Auch bei Wathosen ruhig bei Jäger gucken, meine ist auch eigentlich für die Entenjagd gedacht.


----------



## Brandungsbrecher (27. Januar 2020)

HSV1887 schrieb:


> Moin,
> 
> ich brauche dringend eine Wathose, da ich allerdings ein paar Kilo mehr auf die Waage bringe ist die Auswahl recht begrenzt.
> 
> ...



Ich hab die auch. Sie ist nix Dolles und nur für die warmen Tage geeignet, aber für den Preis ok. War bei mir bisher auch nur 2 Mal im letzten Jahr im Einsatz. Man sollte sie am Anfang aber nicht in der Wohnung aufbewahren, da sie doch sehr stark nach Chemie riecht.


----------



## Gelöschtes Mitglied 150887 (28. Januar 2020)

Ich habe meine hier in England bestellt, da musst du die "full bodied" wählen.
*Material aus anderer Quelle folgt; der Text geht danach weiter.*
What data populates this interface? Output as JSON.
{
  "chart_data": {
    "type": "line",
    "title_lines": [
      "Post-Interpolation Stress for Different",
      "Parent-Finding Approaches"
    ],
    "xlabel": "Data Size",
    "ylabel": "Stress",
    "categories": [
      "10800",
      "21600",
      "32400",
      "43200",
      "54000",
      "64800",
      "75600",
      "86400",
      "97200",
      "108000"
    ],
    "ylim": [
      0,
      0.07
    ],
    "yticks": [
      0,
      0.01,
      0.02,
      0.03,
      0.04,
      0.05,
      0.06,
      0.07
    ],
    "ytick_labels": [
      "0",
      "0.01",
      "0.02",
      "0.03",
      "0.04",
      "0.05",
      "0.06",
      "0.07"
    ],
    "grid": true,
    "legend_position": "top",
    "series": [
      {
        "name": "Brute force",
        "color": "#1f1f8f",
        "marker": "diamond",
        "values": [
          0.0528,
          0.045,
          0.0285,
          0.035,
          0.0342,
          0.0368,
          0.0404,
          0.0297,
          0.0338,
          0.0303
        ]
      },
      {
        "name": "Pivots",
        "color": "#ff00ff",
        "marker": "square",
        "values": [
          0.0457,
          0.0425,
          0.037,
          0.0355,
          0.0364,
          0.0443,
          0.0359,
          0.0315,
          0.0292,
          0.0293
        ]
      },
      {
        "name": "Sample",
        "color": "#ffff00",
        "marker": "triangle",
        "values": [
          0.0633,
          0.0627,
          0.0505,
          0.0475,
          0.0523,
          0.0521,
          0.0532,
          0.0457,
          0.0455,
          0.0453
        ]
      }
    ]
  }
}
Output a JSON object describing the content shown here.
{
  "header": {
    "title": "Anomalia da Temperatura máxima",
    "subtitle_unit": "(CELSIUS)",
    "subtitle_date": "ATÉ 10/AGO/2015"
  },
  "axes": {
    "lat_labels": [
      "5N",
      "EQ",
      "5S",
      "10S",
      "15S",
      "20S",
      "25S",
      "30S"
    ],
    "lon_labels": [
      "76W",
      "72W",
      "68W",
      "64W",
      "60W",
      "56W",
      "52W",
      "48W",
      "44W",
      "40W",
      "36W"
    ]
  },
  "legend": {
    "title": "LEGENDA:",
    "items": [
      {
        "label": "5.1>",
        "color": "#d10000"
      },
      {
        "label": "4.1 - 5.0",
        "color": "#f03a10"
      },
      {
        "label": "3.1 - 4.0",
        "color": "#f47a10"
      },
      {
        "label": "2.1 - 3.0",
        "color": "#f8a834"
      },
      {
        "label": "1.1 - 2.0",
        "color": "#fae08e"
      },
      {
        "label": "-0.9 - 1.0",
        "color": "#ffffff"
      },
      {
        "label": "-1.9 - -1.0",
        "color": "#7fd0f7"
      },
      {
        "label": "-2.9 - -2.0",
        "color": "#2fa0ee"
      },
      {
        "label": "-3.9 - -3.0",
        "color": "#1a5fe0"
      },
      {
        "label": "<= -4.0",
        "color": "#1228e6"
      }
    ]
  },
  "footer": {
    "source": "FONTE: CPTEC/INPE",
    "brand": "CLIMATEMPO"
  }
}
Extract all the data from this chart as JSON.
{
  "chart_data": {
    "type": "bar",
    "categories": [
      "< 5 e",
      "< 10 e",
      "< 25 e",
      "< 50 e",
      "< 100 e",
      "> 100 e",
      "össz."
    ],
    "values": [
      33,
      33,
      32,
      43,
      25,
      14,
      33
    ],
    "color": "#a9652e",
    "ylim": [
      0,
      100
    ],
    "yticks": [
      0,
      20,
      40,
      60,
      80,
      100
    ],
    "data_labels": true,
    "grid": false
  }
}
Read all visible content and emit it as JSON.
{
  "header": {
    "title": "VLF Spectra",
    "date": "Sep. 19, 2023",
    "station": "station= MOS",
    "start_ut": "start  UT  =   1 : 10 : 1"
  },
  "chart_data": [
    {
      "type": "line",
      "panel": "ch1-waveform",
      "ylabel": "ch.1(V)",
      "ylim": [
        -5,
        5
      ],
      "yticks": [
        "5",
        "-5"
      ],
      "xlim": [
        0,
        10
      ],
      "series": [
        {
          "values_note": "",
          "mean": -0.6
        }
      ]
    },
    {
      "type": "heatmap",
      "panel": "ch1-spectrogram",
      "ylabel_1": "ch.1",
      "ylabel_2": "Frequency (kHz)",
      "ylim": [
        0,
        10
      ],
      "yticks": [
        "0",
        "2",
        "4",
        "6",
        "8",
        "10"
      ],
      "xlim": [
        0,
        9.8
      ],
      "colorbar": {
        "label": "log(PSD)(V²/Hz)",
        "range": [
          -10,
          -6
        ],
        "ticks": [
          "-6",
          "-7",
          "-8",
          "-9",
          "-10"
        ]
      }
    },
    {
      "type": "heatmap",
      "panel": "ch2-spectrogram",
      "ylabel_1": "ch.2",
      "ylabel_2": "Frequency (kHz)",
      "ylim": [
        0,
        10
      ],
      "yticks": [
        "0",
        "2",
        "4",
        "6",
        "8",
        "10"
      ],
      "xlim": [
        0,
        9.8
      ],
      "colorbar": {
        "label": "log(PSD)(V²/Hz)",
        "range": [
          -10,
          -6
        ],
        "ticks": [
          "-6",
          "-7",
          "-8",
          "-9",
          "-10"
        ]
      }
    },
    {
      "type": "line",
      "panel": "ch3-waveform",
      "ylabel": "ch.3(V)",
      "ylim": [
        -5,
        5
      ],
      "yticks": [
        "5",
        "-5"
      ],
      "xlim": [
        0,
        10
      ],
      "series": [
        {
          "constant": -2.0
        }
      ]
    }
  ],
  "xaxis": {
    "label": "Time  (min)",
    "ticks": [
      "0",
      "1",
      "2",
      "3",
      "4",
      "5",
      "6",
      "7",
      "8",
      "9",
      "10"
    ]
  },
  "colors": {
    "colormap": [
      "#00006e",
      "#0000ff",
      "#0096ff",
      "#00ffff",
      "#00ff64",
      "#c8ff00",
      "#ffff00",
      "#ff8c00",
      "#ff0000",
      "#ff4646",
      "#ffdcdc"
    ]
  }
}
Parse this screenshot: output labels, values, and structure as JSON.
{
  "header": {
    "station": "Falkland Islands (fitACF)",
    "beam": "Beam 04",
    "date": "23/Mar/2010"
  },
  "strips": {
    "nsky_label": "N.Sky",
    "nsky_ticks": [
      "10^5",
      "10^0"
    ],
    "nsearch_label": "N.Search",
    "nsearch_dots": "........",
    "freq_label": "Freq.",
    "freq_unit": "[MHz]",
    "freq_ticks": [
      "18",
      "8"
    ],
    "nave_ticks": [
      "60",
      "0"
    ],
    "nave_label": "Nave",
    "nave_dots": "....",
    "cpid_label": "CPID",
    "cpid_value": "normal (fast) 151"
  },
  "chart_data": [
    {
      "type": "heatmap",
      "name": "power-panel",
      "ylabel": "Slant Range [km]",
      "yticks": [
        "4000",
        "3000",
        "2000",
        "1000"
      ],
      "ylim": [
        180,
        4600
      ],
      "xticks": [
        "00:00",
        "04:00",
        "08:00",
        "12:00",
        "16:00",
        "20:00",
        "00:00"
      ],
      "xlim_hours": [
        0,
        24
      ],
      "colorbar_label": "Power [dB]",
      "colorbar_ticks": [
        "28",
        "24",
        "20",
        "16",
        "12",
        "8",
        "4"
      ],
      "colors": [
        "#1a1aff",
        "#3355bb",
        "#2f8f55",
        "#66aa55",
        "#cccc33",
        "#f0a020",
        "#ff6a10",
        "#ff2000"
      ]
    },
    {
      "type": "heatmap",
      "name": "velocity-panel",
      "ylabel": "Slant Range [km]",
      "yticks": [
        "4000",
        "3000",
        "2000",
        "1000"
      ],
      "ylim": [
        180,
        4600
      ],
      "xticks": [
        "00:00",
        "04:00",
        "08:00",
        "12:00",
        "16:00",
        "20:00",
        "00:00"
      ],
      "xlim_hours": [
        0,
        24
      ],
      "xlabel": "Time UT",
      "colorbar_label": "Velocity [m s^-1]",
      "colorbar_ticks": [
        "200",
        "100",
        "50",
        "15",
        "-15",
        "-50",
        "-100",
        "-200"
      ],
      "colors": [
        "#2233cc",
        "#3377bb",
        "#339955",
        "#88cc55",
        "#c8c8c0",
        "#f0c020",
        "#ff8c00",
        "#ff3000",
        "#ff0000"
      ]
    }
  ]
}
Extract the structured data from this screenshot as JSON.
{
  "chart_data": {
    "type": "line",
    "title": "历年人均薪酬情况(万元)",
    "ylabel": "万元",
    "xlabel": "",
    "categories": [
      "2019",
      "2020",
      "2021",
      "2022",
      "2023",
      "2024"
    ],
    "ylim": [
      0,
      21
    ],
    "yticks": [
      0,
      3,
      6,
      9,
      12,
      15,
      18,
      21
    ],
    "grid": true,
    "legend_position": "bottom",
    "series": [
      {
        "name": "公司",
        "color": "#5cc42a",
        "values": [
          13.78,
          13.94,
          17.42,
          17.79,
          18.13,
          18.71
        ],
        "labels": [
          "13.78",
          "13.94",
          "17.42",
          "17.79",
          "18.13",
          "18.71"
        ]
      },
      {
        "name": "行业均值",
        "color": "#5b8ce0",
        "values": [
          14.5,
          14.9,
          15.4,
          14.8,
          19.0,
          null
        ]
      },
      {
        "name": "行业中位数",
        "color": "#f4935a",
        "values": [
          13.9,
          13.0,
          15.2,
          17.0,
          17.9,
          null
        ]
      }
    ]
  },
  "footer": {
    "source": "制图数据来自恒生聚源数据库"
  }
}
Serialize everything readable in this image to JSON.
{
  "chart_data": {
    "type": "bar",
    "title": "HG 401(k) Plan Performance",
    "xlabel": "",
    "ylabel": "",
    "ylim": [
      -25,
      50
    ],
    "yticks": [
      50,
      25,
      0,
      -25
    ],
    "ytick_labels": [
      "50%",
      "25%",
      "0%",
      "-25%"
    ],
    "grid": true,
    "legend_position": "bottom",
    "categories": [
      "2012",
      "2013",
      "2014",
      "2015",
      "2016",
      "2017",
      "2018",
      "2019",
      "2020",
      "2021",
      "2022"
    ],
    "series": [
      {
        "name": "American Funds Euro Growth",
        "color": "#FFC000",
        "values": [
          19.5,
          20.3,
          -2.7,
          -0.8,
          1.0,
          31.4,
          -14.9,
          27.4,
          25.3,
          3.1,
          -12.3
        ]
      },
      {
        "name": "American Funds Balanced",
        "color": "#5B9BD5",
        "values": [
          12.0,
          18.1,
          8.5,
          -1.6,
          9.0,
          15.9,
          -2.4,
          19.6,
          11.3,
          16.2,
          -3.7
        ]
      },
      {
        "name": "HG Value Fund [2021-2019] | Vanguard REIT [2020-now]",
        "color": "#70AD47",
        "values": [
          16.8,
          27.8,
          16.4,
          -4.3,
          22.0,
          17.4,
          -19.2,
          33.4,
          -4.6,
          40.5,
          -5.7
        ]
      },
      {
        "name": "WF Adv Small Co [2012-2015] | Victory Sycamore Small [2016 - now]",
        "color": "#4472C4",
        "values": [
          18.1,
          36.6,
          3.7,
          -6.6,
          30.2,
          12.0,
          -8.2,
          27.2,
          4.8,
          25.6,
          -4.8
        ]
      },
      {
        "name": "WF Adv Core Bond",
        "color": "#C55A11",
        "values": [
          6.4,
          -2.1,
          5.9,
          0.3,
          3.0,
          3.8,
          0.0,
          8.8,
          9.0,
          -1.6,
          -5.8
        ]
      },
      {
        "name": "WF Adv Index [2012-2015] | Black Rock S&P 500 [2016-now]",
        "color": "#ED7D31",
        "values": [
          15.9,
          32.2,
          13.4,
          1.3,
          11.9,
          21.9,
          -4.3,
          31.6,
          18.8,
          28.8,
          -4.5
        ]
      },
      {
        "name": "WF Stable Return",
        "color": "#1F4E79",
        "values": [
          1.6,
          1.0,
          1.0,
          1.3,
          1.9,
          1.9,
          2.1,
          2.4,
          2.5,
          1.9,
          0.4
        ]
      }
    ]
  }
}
Besonders angenehm finde ich die Boots mit dem kurzen,weichem Schaft. 
https://www.ebay.de/itm/NEOPRENE-CH...555:m:mzhMRDYE7efRAEBUaem2h0g&redirect=mobile


----------



## Forelle74 (28. Januar 2020)

Testudo schrieb:


> Ich habe meine hier in England bestellt, da musst du die "full bodied" wählen.
> 
> Besonders angenehm finde ich die Boots mit dem kurzen,weichem Schaft.
> https://www.ebay.de/itm/NEOPRENE-CH...555:m:mzhMRDYE7efRAEBUaem2h0g&redirect=mobile


 Hi, ich  hab auch eine von Bison.
Die sind echt gut.
Wenn dir @HSV1887 ne Hüftwathose reicht wäre die Prima.
https://www.amazon.de/Bison-atmungsaktiver-Strumpffu%C3%9F-wasserfester-Gr%C3%B6%C3%9Fe/dp/B074WBRHL2/ref=mp_s_a_1_3?dchild=1&keywords=Wathose+Bison&qid=1580217006&sr=8-3

Ich will gleich dazu sagen, das ich auch nicht schlank bin.
Die hat aber auch Hosenträger und ist sehr angenehm zu tragen.


----------